The Student News Site of Trinity University

Trinitonian

The Student News Site of Trinity University

Trinitonian

Discovering a higher level of religious discourse

photo+by+Amani+Canada
photo by Amani Canada

This time last year, I wrote an article in which, among other things, I described my infatuation with New Atheists like Richard Dawkins, Christopher Hitchens and Sam Harris. In that article, I said, “From the (admittedly few) conversations I have had with people of faith, I’ve found that they have frequently failed to seek out arguments against their faith and, if they have, they offer defenses of dubious scientific value or invoke the emotional reassurance of faith as an ostensibly legitimate trump card.”

Now, a year later, I still think my assessment is generally true, and that this is precisely why the New Atheists were so popular in the first place. They argued against religion as it is commonly practiced and believed: as a matter of habit and custom, without deep knowledge or thought, an easy target. That the target was so vulnerable is more an indictment of how places of worship teach, or fail to teach, religion and theology to their constituents than anything else.

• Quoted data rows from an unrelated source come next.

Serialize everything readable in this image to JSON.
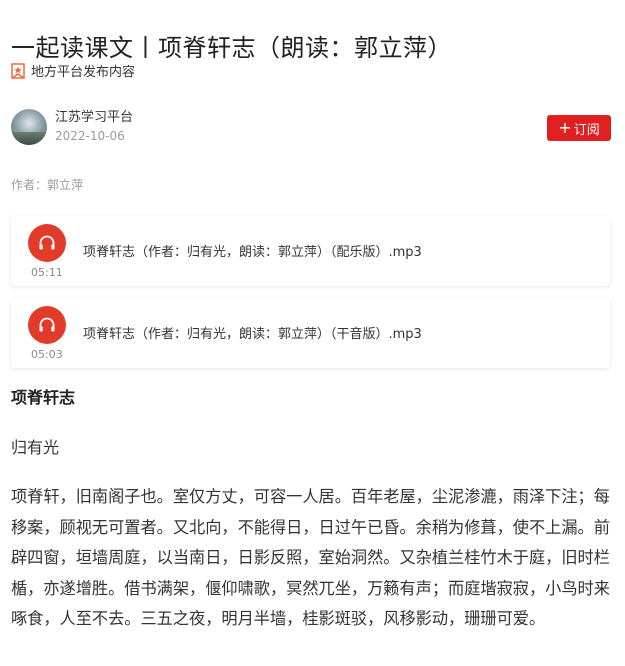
{
  "article": {
    "title": "一起读课文丨项脊轩志（朗读：郭立萍）",
    "local_tag": "地方平台发布内容",
    "source_name": "江苏学习平台",
    "date": "2022-10-06",
    "subscribe_label": "订阅",
    "author_line": "作者：郭立萍"
  },
  "audio": [
    {
      "title": "项脊轩志（作者：归有光，朗读：郭立萍）（配乐版）.mp3",
      "duration": "05:11"
    },
    {
      "title": "项脊轩志（作者：归有光，朗读：郭立萍）（干音版）.mp3",
      "duration": "05:03"
    }
  ],
  "content": {
    "section_title": "项脊轩志",
    "author": "归有光",
    "paragraph": "项脊轩，旧南阁子也。室仅方丈，可容一人居。百年老屋，尘泥渗漉，雨泽下注；每移案，顾视无可置者。又北向，不能得日，日过午已昏。余稍为修葺，使不上漏。前辟四窗，垣墙周庭，以当南日，日影反照，室始洞然。又杂植兰桂竹木于庭，旧时栏楯，亦遂增胜。借书满架，偃仰啸歌，冥然兀坐，万籁有声；而庭堦寂寂，小鸟时来啄食，人至不去。三五之夜，明月半墙，桂影斑驳，风移影动，珊珊可爱。"
  },
  "colors": {
    "accent": "#e02020",
    "play": "#e23b2a",
    "muted": "#9a9a9a"
  },
  "icons": {
    "local_badge": "ribbon-badge-icon",
    "play": "headphones-icon"
  }
}
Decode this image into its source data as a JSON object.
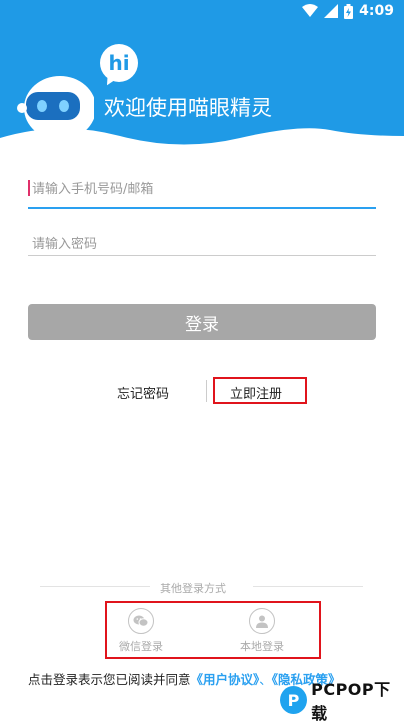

However, in accepting the arguments of the New Atheists at face value, I was guilty of the same criticism I leveled at religious people in my quoted writing above. A very rapid Google search reveals abundant critiques of the New Atheists’ arguments from theologians and believing scientists. Many of those critiques have a distinct air of frustration that the New Atheists and their adherents seem to think they are the first to ever come up with such arguments against religion.

To my surprise, I discovered that there are literal millennia of religious thought on the subjects of such difficult questions as the problem of evil, free will, and the extent to which holy books are literal. It’s embarrassing to admit such ignorance of the long intellectual tradition of theological thought across almost all faiths, particularly Judaism, in which I was raised. Again, part of the blame lies with the education systems, both religious and secular. Part of it, though, lies with me for not imagining that the intelligent believers of history would have thought to answer such questions.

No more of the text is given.